"The strongest evidence we have to date of a link between diet and acne comes from the glycemic index studies," says Whitney P. Bowe, MD, FAAD, who is the lead author of the article "Diet and Acne," published in the Journal of the American Academy of Dermatology. "These studies show that low-glycemic index diets may improve acne. The consumption of high-glycemic index foods appears to trigger a cascade of responses, which can lead to acne through effects on growth hormones and sex hormones," Bowe adds.
A study of 23 Australian males ages 15–25 who followed a strict, low-glycemic load (LGL) diet experienced significant improvement in acne severity by adhering to a LGL diet. However, the participants in the LGL group also lost weight, which means the LGL diet may not solely be attributed to the outcome. Specifically, studies have also shown that acne improves when the patients' blood sugar levels are controlled and a low-carbohydrate diet stabilizes hormones.

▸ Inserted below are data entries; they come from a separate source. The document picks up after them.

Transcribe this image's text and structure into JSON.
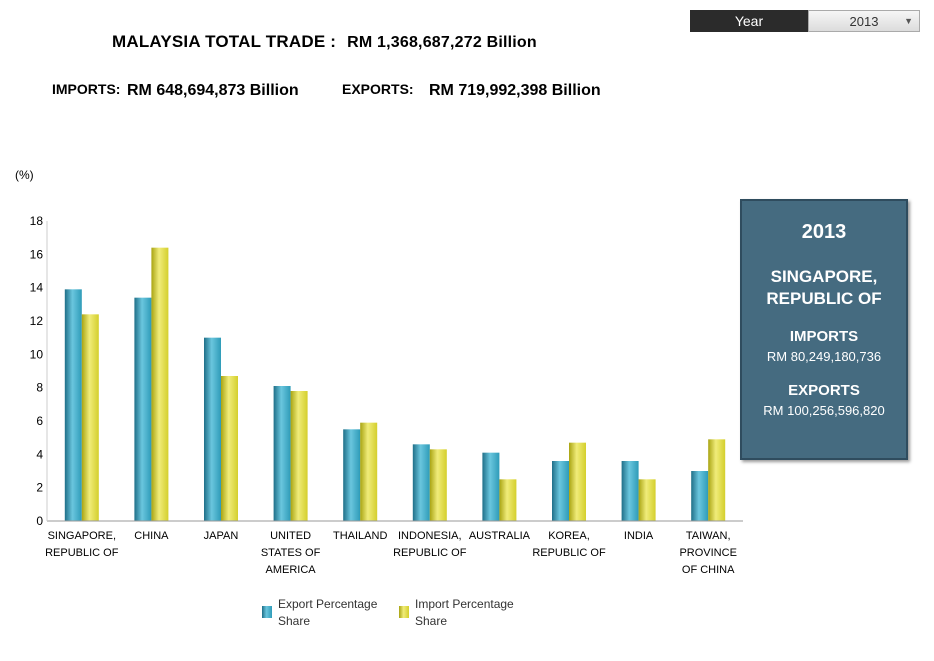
{
  "year_selector": {
    "label": "Year",
    "selected": "2013"
  },
  "summary": {
    "total_label": "MALAYSIA TOTAL TRADE :",
    "total_value": "RM 1,368,687,272 Billion",
    "imports_label": "IMPORTS:",
    "imports_value": "RM 648,694,873 Billion",
    "exports_label": "EXPORTS:",
    "exports_value": "RM 719,992,398 Billion"
  },
  "info_panel": {
    "year": "2013",
    "country": "SINGAPORE, REPUBLIC OF",
    "imports_label": "IMPORTS",
    "imports_value": "RM 80,249,180,736",
    "exports_label": "EXPORTS",
    "exports_value": "RM 100,256,596,820"
  },
  "colors": {
    "export": "#2e9bb8",
    "import": "#d4cf2c",
    "panel": "#456b80"
  },
  "chart_data": {
    "type": "bar",
    "ylabel": "(%)",
    "ylim": [
      0,
      18
    ],
    "yticks": [
      0,
      2,
      4,
      6,
      8,
      10,
      12,
      14,
      16,
      18
    ],
    "grid": false,
    "legend_position": "bottom",
    "categories": [
      [
        "SINGAPORE,",
        "REPUBLIC OF"
      ],
      [
        "CHINA"
      ],
      [
        "JAPAN"
      ],
      [
        "UNITED",
        "STATES OF",
        "AMERICA"
      ],
      [
        "THAILAND"
      ],
      [
        "INDONESIA,",
        "REPUBLIC OF"
      ],
      [
        "AUSTRALIA"
      ],
      [
        "KOREA,",
        "REPUBLIC OF"
      ],
      [
        "INDIA"
      ],
      [
        "TAIWAN,",
        "PROVINCE",
        "OF CHINA"
      ]
    ],
    "series": [
      {
        "name": [
          "Export Percentage",
          "Share"
        ],
        "values": [
          13.9,
          13.4,
          11.0,
          8.1,
          5.5,
          4.6,
          4.1,
          3.6,
          3.6,
          3.0
        ]
      },
      {
        "name": [
          "Import Percentage",
          "Share"
        ],
        "values": [
          12.4,
          16.4,
          8.7,
          7.8,
          5.9,
          4.3,
          2.5,
          4.7,
          2.5,
          4.9
        ]
      }
    ]
  }
}
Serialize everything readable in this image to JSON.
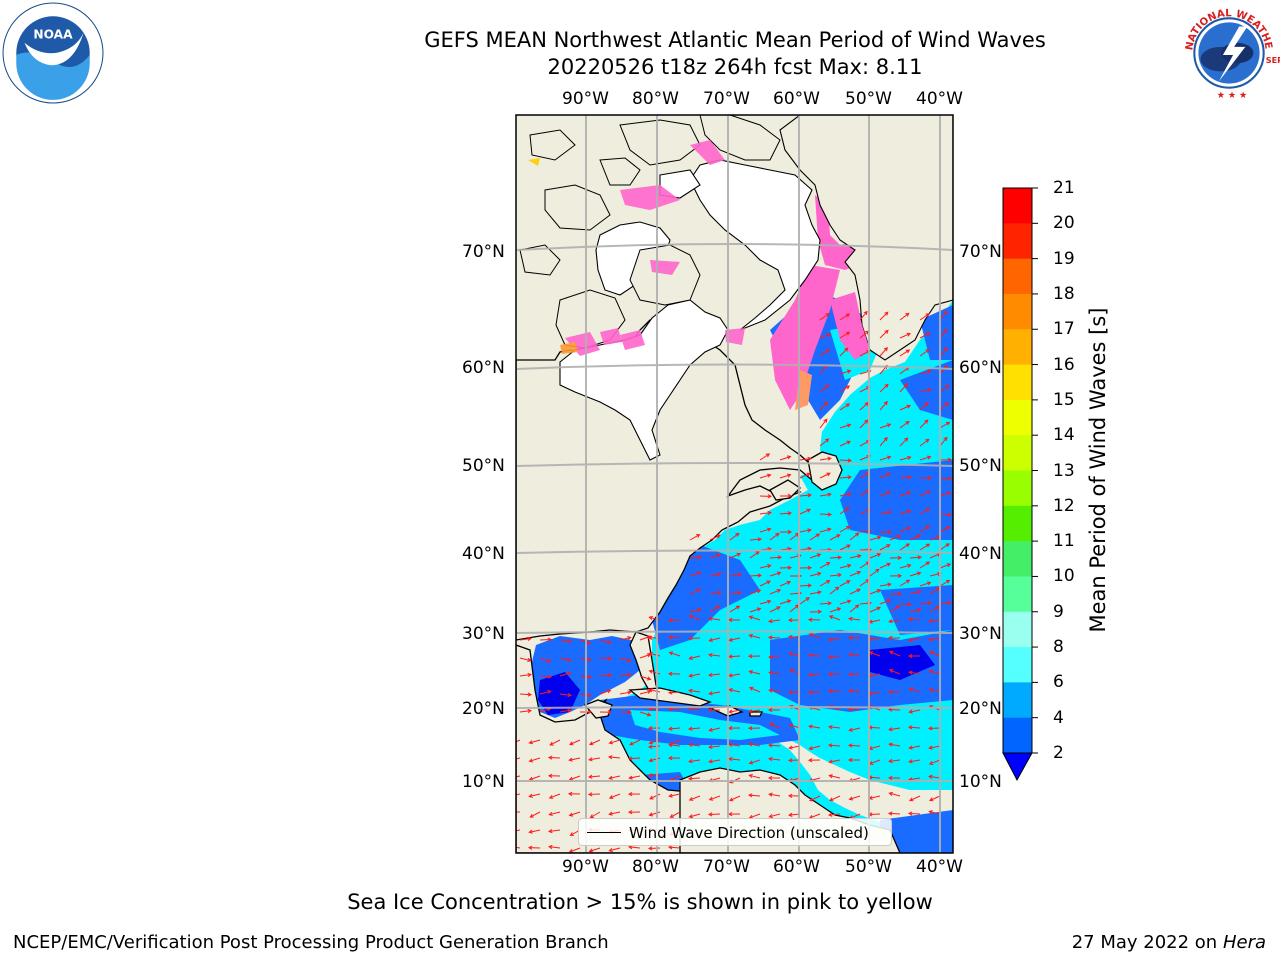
{
  "header": {
    "title_line1": "GEFS MEAN Northwest Atlantic Mean Period of Wind Waves",
    "title_line2": "20220526 t18z 264h fcst   Max: 8.11"
  },
  "logos": {
    "left": {
      "icon": "noaa-logo",
      "text": "NOAA"
    },
    "right": {
      "icon": "nws-logo",
      "text": "NATIONAL WEATHER SERVICE"
    }
  },
  "map": {
    "lon_labels": [
      "90°W",
      "80°W",
      "70°W",
      "60°W",
      "50°W",
      "40°W"
    ],
    "lat_labels": [
      "70°N",
      "60°N",
      "50°N",
      "40°N",
      "30°N",
      "20°N",
      "10°N"
    ],
    "legend_label": "Wind Wave Direction (unscaled)"
  },
  "colorbar": {
    "label": "Mean Period of Wind Waves [s]",
    "ticks": [
      "21",
      "20",
      "19",
      "18",
      "17",
      "16",
      "15",
      "14",
      "13",
      "12",
      "11",
      "10",
      "9",
      "8",
      "6",
      "4",
      "2"
    ],
    "colors": [
      "#ff0000",
      "#ff2400",
      "#ff4500",
      "#ff6600",
      "#ff8c00",
      "#ffb000",
      "#ffe000",
      "#ffff00",
      "#eeff00",
      "#ccff00",
      "#99ff00",
      "#55ee00",
      "#00dd00",
      "#44ee66",
      "#55ff99",
      "#99ffee",
      "#55ffff",
      "#00ffff",
      "#00aaff",
      "#0066ff"
    ],
    "extend_color": "#0000ff"
  },
  "chart_data": {
    "type": "heatmap",
    "title": "GEFS MEAN Northwest Atlantic Mean Period of Wind Waves",
    "subtitle": "20220526 t18z 264h fcst   Max: 8.11",
    "variable": "Mean Period of Wind Waves [s]",
    "max_value": 8.11,
    "colorbar_ticks": [
      2,
      4,
      6,
      8,
      9,
      10,
      11,
      12,
      13,
      14,
      15,
      16,
      17,
      18,
      19,
      20,
      21
    ],
    "lon_range": [
      "90°W",
      "40°W"
    ],
    "lat_range": [
      "10°N",
      "70°N"
    ]
  },
  "notes": {
    "sea_ice": "Sea Ice Concentration > 15% is shown in pink to yellow"
  },
  "footer": {
    "left": "NCEP/EMC/Verification Post Processing Product Generation Branch",
    "right_date": "27 May 2022 on",
    "right_machine": "Hera"
  }
}
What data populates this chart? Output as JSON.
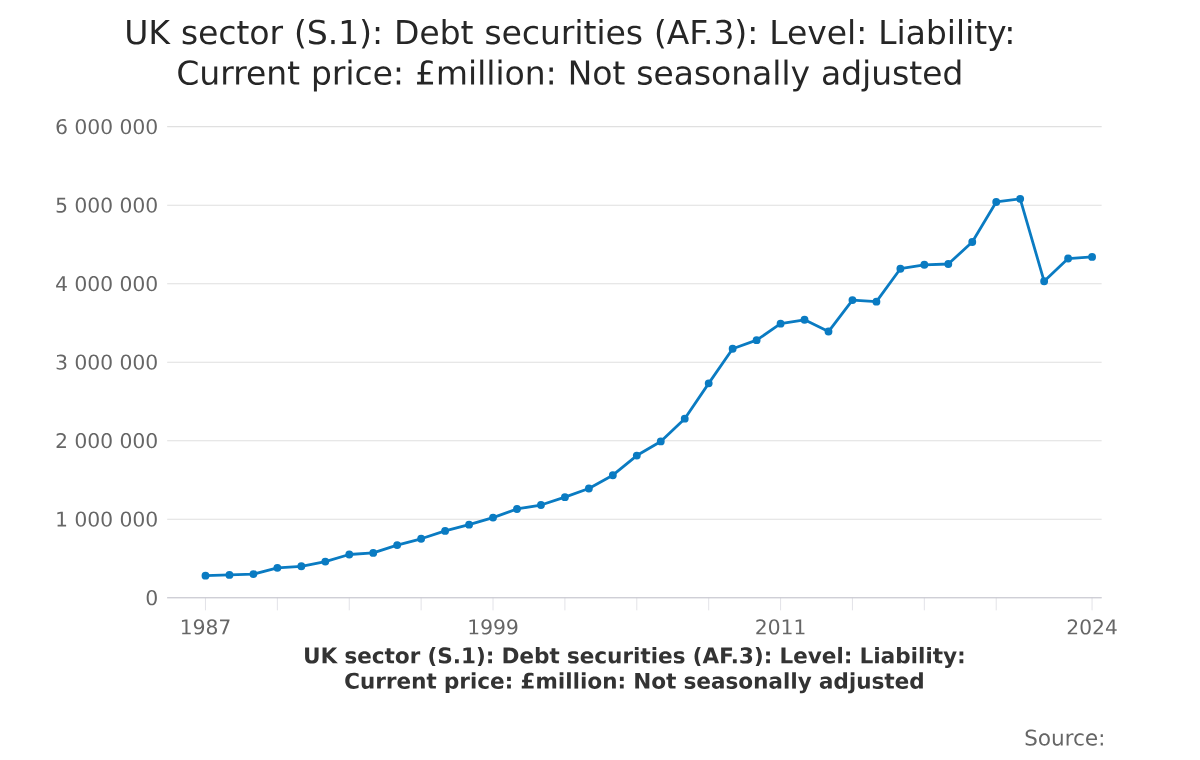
{
  "chart_data": {
    "type": "line",
    "title": "UK sector (S.1): Debt securities (AF.3): Level: Liability: Current price: £million: Not seasonally adjusted",
    "xlabel": "UK sector (S.1): Debt securities (AF.3): Level: Liability: Current price: £million: Not seasonally adjusted",
    "annotations": [
      "Source:"
    ],
    "x": [
      1987,
      1988,
      1989,
      1990,
      1991,
      1992,
      1993,
      1994,
      1995,
      1996,
      1997,
      1998,
      1999,
      2000,
      2001,
      2002,
      2003,
      2004,
      2005,
      2006,
      2007,
      2008,
      2009,
      2010,
      2011,
      2012,
      2013,
      2014,
      2015,
      2016,
      2017,
      2018,
      2019,
      2020,
      2021,
      2022,
      2023,
      2024
    ],
    "series": [
      {
        "color": "#0a7bc2",
        "values": [
          280000,
          290000,
          300000,
          380000,
          400000,
          460000,
          550000,
          570000,
          670000,
          750000,
          850000,
          930000,
          1020000,
          1130000,
          1180000,
          1280000,
          1390000,
          1560000,
          1810000,
          1990000,
          2280000,
          2730000,
          3170000,
          3280000,
          3490000,
          3540000,
          3390000,
          3790000,
          3770000,
          4190000,
          4240000,
          4250000,
          4530000,
          5040000,
          5080000,
          4030000,
          4320000,
          4340000
        ]
      }
    ],
    "xlim": [
      1985.4,
      2024.4
    ],
    "xticks": [
      1987,
      {
        "value": 1990,
        "label": null
      },
      {
        "value": 1993,
        "label": null
      },
      {
        "value": 1996,
        "label": null
      },
      1999,
      {
        "value": 2002,
        "label": null
      },
      {
        "value": 2005,
        "label": null
      },
      {
        "value": 2008,
        "label": null
      },
      2011,
      {
        "value": 2014,
        "label": null
      },
      {
        "value": 2017,
        "label": null
      },
      {
        "value": 2020,
        "label": null
      },
      2024
    ],
    "ylim": [
      0,
      6000000
    ],
    "yticks": [
      {
        "value": 0,
        "label": "0"
      },
      {
        "value": 1000000,
        "label": "1 000 000"
      },
      {
        "value": 2000000,
        "label": "2 000 000"
      },
      {
        "value": 3000000,
        "label": "3 000 000"
      },
      {
        "value": 4000000,
        "label": "4 000 000"
      },
      {
        "value": 5000000,
        "label": "5 000 000"
      },
      {
        "value": 6000000,
        "label": "6 000 000"
      }
    ],
    "grid": "y",
    "marker": "circle",
    "line_style": "solid"
  }
}
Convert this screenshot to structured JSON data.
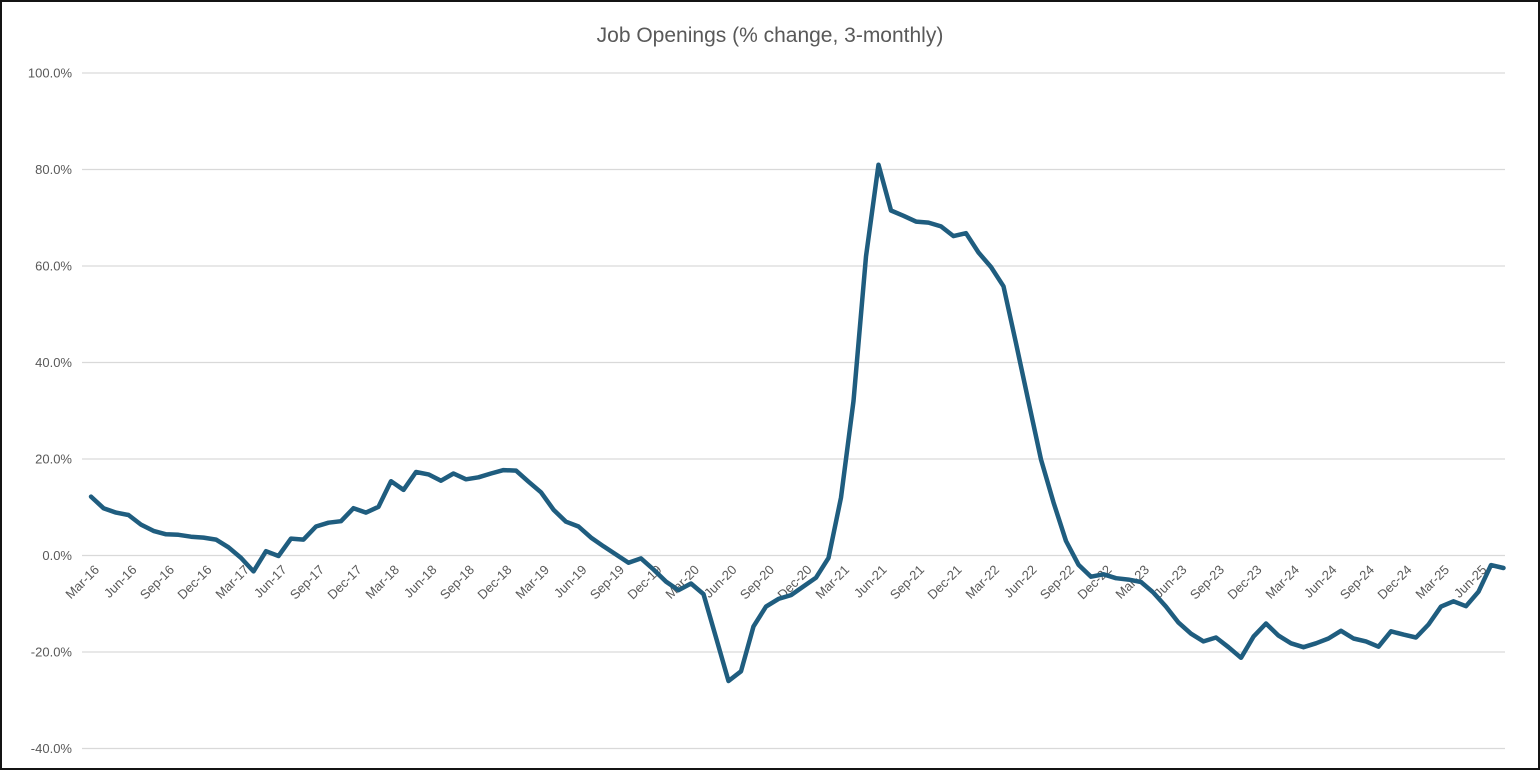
{
  "chart_data": {
    "type": "line",
    "title": "Job Openings (% change, 3-monthly)",
    "series_name": "Job Openings (% change, 3-monthly)",
    "x": [
      "Mar-16",
      "Apr-16",
      "May-16",
      "Jun-16",
      "Jul-16",
      "Aug-16",
      "Sep-16",
      "Oct-16",
      "Nov-16",
      "Dec-16",
      "Jan-17",
      "Feb-17",
      "Mar-17",
      "Apr-17",
      "May-17",
      "Jun-17",
      "Jul-17",
      "Aug-17",
      "Sep-17",
      "Oct-17",
      "Nov-17",
      "Dec-17",
      "Jan-18",
      "Feb-18",
      "Mar-18",
      "Apr-18",
      "May-18",
      "Jun-18",
      "Jul-18",
      "Aug-18",
      "Sep-18",
      "Oct-18",
      "Nov-18",
      "Dec-18",
      "Jan-19",
      "Feb-19",
      "Mar-19",
      "Apr-19",
      "May-19",
      "Jun-19",
      "Jul-19",
      "Aug-19",
      "Sep-19",
      "Oct-19",
      "Nov-19",
      "Dec-19",
      "Jan-20",
      "Feb-20",
      "Mar-20",
      "Apr-20",
      "May-20",
      "Jun-20",
      "Jul-20",
      "Aug-20",
      "Sep-20",
      "Oct-20",
      "Nov-20",
      "Dec-20",
      "Jan-21",
      "Feb-21",
      "Mar-21",
      "Apr-21",
      "May-21",
      "Jun-21",
      "Jul-21",
      "Aug-21",
      "Sep-21",
      "Oct-21",
      "Nov-21",
      "Dec-21",
      "Jan-22",
      "Feb-22",
      "Mar-22",
      "Apr-22",
      "May-22",
      "Jun-22",
      "Jul-22",
      "Aug-22",
      "Sep-22",
      "Oct-22",
      "Nov-22",
      "Dec-22",
      "Jan-23",
      "Feb-23",
      "Mar-23",
      "Apr-23",
      "May-23",
      "Jun-23",
      "Jul-23",
      "Aug-23",
      "Sep-23",
      "Oct-23",
      "Nov-23",
      "Dec-23",
      "Jan-24",
      "Feb-24",
      "Mar-24",
      "Apr-24",
      "May-24",
      "Jun-24",
      "Jul-24",
      "Aug-24",
      "Sep-24",
      "Oct-24",
      "Nov-24",
      "Dec-24",
      "Jan-25",
      "Feb-25",
      "Mar-25",
      "Apr-25",
      "May-25",
      "Jun-25",
      "Jul-25",
      "Aug-25"
    ],
    "values": [
      12.2,
      9.8,
      8.9,
      8.4,
      6.4,
      5.1,
      4.4,
      4.3,
      3.9,
      3.7,
      3.3,
      1.7,
      -0.5,
      -3.3,
      0.9,
      -0.1,
      3.5,
      3.3,
      6.0,
      6.8,
      7.1,
      9.8,
      8.9,
      10.1,
      15.4,
      13.6,
      17.3,
      16.8,
      15.5,
      17.0,
      15.8,
      16.2,
      17.0,
      17.7,
      17.6,
      15.3,
      13.1,
      9.5,
      7.0,
      6.0,
      3.7,
      1.9,
      0.2,
      -1.5,
      -0.6,
      -2.9,
      -5.4,
      -7.2,
      -5.8,
      -8.0,
      -17.0,
      -26.0,
      -24.0,
      -14.7,
      -10.6,
      -9.0,
      -8.2,
      -6.4,
      -4.6,
      -0.5,
      12.0,
      32.0,
      62.0,
      81.0,
      71.5,
      70.4,
      69.2,
      69.0,
      68.2,
      66.2,
      66.8,
      62.8,
      59.8,
      55.8,
      44.0,
      31.9,
      19.9,
      11.0,
      3.0,
      -1.9,
      -4.4,
      -3.9,
      -4.7,
      -5.0,
      -5.5,
      -7.7,
      -10.6,
      -13.9,
      -16.2,
      -17.8,
      -17.0,
      -19.0,
      -21.2,
      -16.8,
      -14.1,
      -16.6,
      -18.2,
      -19.0,
      -18.2,
      -17.2,
      -15.6,
      -17.2,
      -17.8,
      -18.9,
      -15.7,
      -16.4,
      -17.0,
      -14.3,
      -10.6,
      -9.5,
      -10.5,
      -7.5,
      -2.0,
      -2.6
    ],
    "x_tick_every": 3,
    "x_tick_labels": [
      "Mar-16",
      "Jun-16",
      "Sep-16",
      "Dec-16",
      "Mar-17",
      "Jun-17",
      "Sep-17",
      "Dec-17",
      "Mar-18",
      "Jun-18",
      "Sep-18",
      "Dec-18",
      "Mar-19",
      "Jun-19",
      "Sep-19",
      "Dec-19",
      "Mar-20",
      "Jun-20",
      "Sep-20",
      "Dec-20",
      "Mar-21",
      "Jun-21",
      "Sep-21",
      "Dec-21",
      "Mar-22",
      "Jun-22",
      "Sep-22",
      "Dec-22",
      "Mar-23",
      "Jun-23",
      "Sep-23",
      "Dec-23",
      "Mar-24",
      "Jun-24",
      "Sep-24",
      "Dec-24",
      "Mar-25",
      "Jun-25"
    ],
    "ylim": [
      -40,
      100
    ],
    "ytick_step": 20,
    "ytick_labels": [
      "100.0%",
      "80.0%",
      "60.0%",
      "40.0%",
      "20.0%",
      "0.0%",
      "-20.0%",
      "-40.0%"
    ],
    "grid": "horizontal",
    "legend": "none",
    "xlabel": "",
    "ylabel": "",
    "colors": {
      "line": "#1F5D7F",
      "grid": "#D9D9D9",
      "tick_label": "#595959",
      "title": "#595959",
      "background": "#FFFFFF",
      "border": "#141414"
    }
  }
}
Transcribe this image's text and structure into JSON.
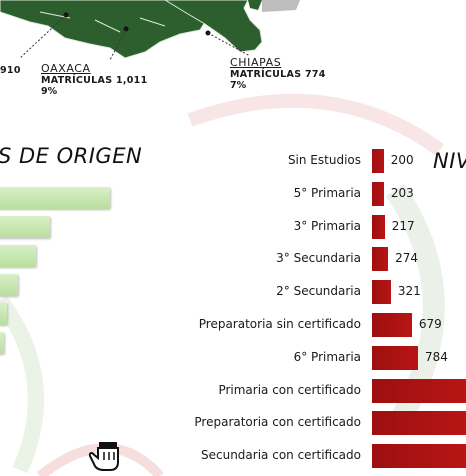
{
  "map": {
    "partial_value": "910",
    "oaxaca": {
      "name": "OAXACA",
      "matriculas": "MATRÍCULAS 1,011",
      "pct": "9%"
    },
    "chiapas": {
      "name": "CHIAPAS",
      "matriculas": "MATRÍCULAS 774",
      "pct": "7%"
    }
  },
  "left_panel": {
    "title_partial": "S DE ORIGEN"
  },
  "right_panel": {
    "title_partial": "NIV"
  },
  "colors": {
    "map_green": "#2c5f2d",
    "bar_red": "#b01212",
    "bar_green": "#c9e8b6"
  },
  "chart_data": {
    "type": "bar",
    "orientation": "horizontal",
    "categories": [
      "Sin Estudios",
      "5° Primaria",
      "3° Primaria",
      "3° Secundaria",
      "2° Secundaria",
      "Preparatoria sin certificado",
      "6° Primaria",
      "Primaria con certificado",
      "Preparatoria con certificado",
      "Secundaria con certificado"
    ],
    "values": [
      200,
      203,
      217,
      274,
      321,
      679,
      784,
      null,
      null,
      null
    ],
    "value_labels": [
      "200",
      "203",
      "217",
      "274",
      "321",
      "679",
      "784",
      "",
      "",
      ""
    ]
  }
}
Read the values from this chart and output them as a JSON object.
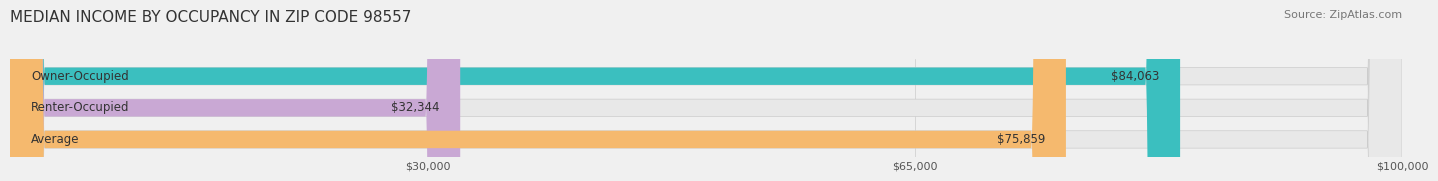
{
  "title": "MEDIAN INCOME BY OCCUPANCY IN ZIP CODE 98557",
  "source": "Source: ZipAtlas.com",
  "categories": [
    "Owner-Occupied",
    "Renter-Occupied",
    "Average"
  ],
  "values": [
    84063,
    32344,
    75859
  ],
  "bar_colors": [
    "#3bbfbf",
    "#c9a8d4",
    "#f5b96e"
  ],
  "bar_labels": [
    "$84,063",
    "$32,344",
    "$75,859"
  ],
  "xlim": [
    0,
    100000
  ],
  "xticks": [
    0,
    30000,
    65000,
    100000
  ],
  "xtick_labels": [
    "",
    "$30,000",
    "$65,000",
    "$100,000"
  ],
  "title_fontsize": 11,
  "source_fontsize": 8,
  "label_fontsize": 8.5,
  "bar_height": 0.55,
  "background_color": "#f0f0f0",
  "bar_bg_color": "#e8e8e8"
}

Although there is weak evidence that dairy also impacts acne, Bowe says there's still a possibility that an association may exist. While there were several flaws in the studies, "Dairy does appear to be weakly associated with acne, with the strongest association being skim milk," according to Bowe. While the exact mechanism behind this association is unclear, she suspects that hormones and growth factors in milk might play a role.
The doctor also offers the following tips:
- Watch for food triggers that may seem to aggravate acne.
- Keep a food diary and share it with your dermatologist.
- Be patient. It may take up to 12 weeks of a diet change to determine if certain foods are contributing to acne.
- Continue following your regular acne treatment routine. Diet changes are only a small part of an acne treatment plan and are meant to be used in conjunction with proven medical therapies for acne.